Uno dei punti più innovativi contenuti nel parere votato dalla IX Commissione della Camera, in merito al PNRR, è la possibilità, sollecitata al Governo, di nominare i governatori come commissari straordinari al digitale. Un commissariamento straordinario, sul modello Genova (a memoria dei viventi si fa fatica a ricordare la costruzione di un ponte così complesso in un anno), servirebbe per superare le troppe pastoie burocratiche che hanno drammaticamente rallentato il piano Bul, aiuterebbe a responsabilizzare gli enti locali e, forse, ad arrivare più velocemente dove c’è assenza di segnale, evitando duplicazioni di reti e spreco di risorse, sia pubbliche che private.
Un grave errore delle politiche di digitalizzazione fin qui adottate (Governo Letta, Governo Renzi, Governi Conte con ministri Di Maio e Patuanelli-Pisano-Gualtieri) è stata l’idea che si potesse cablare l’Italia facendo calare dall’alto le direttive, limitando all’essenziale il dialogo con Anci, Uncem e con la Conferenza delle regioni.
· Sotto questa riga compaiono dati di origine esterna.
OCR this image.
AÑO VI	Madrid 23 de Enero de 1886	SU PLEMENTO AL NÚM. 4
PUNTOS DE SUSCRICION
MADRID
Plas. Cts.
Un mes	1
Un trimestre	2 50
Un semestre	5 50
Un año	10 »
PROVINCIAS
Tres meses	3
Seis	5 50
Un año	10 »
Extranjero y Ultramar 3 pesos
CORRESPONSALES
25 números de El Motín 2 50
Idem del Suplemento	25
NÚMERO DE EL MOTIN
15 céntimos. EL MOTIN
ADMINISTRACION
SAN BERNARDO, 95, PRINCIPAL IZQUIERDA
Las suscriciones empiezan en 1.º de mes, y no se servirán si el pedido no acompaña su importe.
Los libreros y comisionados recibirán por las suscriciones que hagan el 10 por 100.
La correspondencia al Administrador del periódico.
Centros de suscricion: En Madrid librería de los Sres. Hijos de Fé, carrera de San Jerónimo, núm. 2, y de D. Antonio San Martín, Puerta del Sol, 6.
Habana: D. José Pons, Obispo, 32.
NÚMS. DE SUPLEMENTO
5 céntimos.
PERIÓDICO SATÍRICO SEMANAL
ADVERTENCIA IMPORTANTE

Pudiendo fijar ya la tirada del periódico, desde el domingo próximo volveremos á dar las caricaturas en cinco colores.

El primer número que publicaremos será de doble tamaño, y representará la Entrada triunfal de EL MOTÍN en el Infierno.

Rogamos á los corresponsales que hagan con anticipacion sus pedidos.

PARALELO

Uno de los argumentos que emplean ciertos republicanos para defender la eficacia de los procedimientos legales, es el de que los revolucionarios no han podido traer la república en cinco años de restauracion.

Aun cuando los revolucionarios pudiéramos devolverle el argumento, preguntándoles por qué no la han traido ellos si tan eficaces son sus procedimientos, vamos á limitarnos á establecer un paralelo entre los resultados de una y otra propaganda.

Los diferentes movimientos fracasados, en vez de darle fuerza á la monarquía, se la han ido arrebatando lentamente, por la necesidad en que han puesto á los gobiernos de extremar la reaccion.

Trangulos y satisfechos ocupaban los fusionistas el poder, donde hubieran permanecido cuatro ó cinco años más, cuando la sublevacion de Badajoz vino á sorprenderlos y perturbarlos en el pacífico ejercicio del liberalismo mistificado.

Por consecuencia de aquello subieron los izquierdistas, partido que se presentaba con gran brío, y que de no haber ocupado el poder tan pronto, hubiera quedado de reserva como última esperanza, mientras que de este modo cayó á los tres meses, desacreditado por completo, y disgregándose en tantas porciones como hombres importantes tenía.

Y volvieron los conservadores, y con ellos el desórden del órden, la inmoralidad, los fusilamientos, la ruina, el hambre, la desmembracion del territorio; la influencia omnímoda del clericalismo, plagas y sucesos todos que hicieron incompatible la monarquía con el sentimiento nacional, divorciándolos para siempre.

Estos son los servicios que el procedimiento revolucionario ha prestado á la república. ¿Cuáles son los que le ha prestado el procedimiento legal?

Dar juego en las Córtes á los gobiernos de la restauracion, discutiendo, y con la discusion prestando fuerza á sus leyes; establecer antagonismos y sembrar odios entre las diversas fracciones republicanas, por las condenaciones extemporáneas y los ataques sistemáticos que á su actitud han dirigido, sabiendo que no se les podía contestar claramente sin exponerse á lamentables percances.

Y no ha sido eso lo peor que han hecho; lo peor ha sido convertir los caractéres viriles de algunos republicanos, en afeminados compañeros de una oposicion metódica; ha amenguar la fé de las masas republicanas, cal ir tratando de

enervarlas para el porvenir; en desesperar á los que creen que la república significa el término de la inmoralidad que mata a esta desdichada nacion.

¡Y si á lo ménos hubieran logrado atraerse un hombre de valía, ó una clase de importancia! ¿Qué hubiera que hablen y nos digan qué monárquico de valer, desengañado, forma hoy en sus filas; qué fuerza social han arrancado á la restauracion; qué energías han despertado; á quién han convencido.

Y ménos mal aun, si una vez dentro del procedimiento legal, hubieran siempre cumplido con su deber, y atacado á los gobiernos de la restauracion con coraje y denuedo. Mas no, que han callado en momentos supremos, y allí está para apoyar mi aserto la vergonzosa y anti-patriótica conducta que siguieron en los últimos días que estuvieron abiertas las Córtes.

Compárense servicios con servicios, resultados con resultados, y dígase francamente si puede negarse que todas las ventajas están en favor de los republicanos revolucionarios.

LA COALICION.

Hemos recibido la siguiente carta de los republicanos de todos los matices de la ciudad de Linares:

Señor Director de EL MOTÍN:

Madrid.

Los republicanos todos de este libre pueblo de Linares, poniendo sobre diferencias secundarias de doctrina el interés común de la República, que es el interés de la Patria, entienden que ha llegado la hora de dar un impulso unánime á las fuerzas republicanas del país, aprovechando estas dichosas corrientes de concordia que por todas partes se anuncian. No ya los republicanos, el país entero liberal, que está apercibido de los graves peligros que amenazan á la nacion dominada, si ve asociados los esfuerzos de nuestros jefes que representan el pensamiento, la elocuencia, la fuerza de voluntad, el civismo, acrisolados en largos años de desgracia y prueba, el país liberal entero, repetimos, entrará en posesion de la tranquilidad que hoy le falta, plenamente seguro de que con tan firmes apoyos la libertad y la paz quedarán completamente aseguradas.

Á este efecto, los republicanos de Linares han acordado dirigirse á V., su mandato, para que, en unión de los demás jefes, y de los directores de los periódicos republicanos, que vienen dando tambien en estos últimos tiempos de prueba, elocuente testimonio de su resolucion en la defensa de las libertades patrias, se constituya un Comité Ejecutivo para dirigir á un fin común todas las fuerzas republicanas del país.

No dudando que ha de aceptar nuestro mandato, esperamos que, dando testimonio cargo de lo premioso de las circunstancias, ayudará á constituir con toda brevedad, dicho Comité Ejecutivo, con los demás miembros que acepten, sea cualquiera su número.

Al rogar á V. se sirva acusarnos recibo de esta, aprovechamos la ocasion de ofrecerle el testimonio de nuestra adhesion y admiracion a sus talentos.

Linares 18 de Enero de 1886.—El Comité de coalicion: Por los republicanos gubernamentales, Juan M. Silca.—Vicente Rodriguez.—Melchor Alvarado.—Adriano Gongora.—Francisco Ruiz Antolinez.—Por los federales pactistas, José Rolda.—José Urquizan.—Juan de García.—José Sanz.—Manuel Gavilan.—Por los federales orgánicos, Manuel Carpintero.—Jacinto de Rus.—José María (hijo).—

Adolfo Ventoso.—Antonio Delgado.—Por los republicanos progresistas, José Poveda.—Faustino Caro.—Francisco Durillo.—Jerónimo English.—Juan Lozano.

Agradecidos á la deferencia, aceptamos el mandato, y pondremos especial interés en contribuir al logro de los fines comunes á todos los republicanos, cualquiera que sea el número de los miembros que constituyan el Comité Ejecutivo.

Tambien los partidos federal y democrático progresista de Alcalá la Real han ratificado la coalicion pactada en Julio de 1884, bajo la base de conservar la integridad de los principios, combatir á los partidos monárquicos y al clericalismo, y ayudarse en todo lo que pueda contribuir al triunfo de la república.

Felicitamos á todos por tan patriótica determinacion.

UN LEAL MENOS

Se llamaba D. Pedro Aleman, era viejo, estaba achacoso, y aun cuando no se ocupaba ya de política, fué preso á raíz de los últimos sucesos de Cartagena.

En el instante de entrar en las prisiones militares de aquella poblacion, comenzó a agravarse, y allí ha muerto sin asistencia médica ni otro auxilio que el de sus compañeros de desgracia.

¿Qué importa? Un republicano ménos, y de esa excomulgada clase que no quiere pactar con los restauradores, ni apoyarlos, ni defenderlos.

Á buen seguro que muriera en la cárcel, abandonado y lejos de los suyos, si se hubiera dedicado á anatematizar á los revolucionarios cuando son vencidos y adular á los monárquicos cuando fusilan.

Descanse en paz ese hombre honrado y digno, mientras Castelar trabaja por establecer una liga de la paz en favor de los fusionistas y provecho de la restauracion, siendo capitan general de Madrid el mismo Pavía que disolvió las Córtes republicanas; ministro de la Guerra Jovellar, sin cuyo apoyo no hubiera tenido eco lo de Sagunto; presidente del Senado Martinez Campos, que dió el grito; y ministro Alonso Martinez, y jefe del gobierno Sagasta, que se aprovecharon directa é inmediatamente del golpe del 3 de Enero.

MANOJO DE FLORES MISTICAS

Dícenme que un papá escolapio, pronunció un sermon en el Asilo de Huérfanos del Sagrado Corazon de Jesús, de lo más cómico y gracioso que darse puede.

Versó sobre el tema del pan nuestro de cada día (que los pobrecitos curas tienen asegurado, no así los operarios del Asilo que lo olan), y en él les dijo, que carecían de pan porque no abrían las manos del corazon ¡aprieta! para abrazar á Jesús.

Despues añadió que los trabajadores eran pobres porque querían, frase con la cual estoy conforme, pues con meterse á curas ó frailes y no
È la stessa filosofia che ha animato prima il progetto “Open Fiber” di Renzi e poi la surreale spavalderia de “la rete la fa lo Stato” con cui il premier Conte si permetteva il lusso di interrompere il cda di Tim con una telefonata. La fibra in casa non arriverà mai negli chalet di montagna, in tante case affacciate sul mare e persino in molti e popolosi palazzi, però in quelle zone, utilizzando la tecnologia FWA e le sue evoluzioni si potranno garantire velocità oltre ai 100 mega e quindi aprire anche là l’epoca della civiltà digitale. Il territorio va conosciuto e va mappato, in modo preciso e serio, come richiesto all’unanimità da tutte le forze politiche sempre all’interno del parere al PNRR varato dalla Commissione Telecomunicazioni.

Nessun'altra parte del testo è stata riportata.